Luvelta, when given to patients at a starting dose of 5.2 mg/kg, provided greater patient benefit than a starting dose of 4.3 mg/kg: FolRa-selected patients given the higher dose of luvelta (5.2 mg/kg) demonstrated higher response rates: ORR of 43.8% (n=16); Median DOR of 5.4 months (n=7); Median PFS of 6.6 months (n=16); FolRa-selected patients given the lower dose of luvelta (4.3 mg/kg) demonstrated: ORR of 31.3% (n=16); Median DOR of 13 months (n=5); Median PFS of 6.1 months (n=19). Consistent with earlier reported data, the primary adverse event from the dose-expansion cohort was asymptomatic, transient neutropenia; Cohort C was initiated to explore the use of prophylactic pegfilgrastim for patients treated with the higher dose of luvelta (5.2mg/kg). Early results in the initial 10 patients in cohort C, when compared to patients who were not given prophylactic pegfilgrastim in the dose-expansion cohort at the higher dose (5.2mg/kg), showed substantial reductions in Grade 3+ neutropenia and in instances of dose delays: Grade 3+ neutropenia was reduced from 66.7% to 10.0%, resulting in an 85.0% decrease in Grade 3+ neutropenia rates at the first cycle of luvelta (p=0.006); Instances of dose delays at the second cycle of luvelta were reduced by 60.6% (p=0.021).

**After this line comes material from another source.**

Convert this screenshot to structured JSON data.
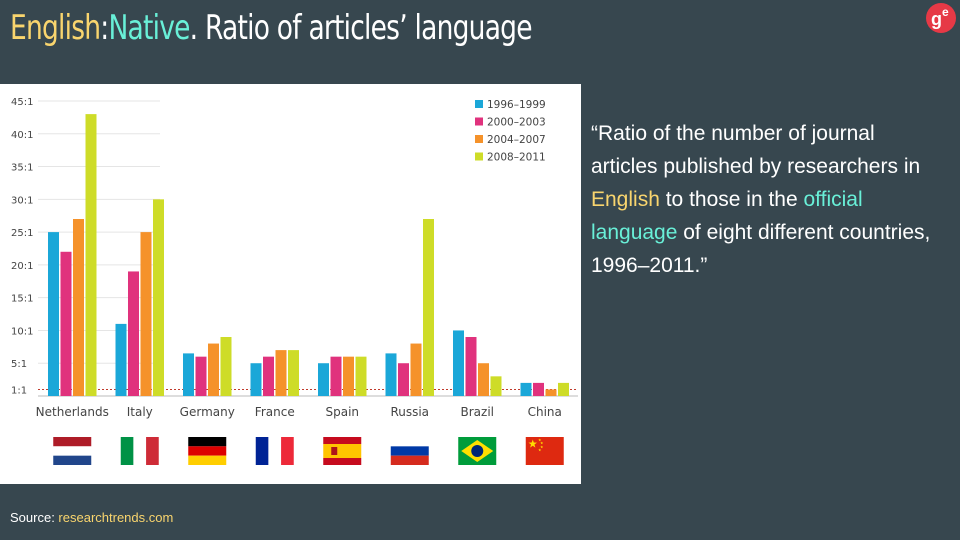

Planned Phase 2/3 Study Details: As discussed with the U.S. Food and Drug Administration (FDA), the Phase 2/3 REFRaME study is planned to begin with a randomized, run-in dose confirmation phase. In this phase of the trial, 25 patients will be evaluated at the 5.2 mg/kg dose with pegfilgrastim delivered prophylactically for two cycles followed by a step-down dose to 4.3 mg/kg. The other 25 patients will be evaluated from the start at the 4.3 mg/kg dose without prophylactic pegfilgrastim.

Following this 50-patient phase of the study, additional patients will be randomized between these two luvelta dose levels, and standard of care (chemotherapy). Upon agreement with FDA on the go-forward dose versus standard of care, the dose level of luvelta not chosen will be dropped. Upon having data on approximately 110 patients in the selected dose of luvelta arm, Sutro will look to apply for accelerated approval based on ORR as the primary endpoint.

At the end of the Phase 3 portion of the trial, full approval can be sought based on PFS as the primary endpoint comparing the luvelta arm (n=160) and the standard of care arm (n=160).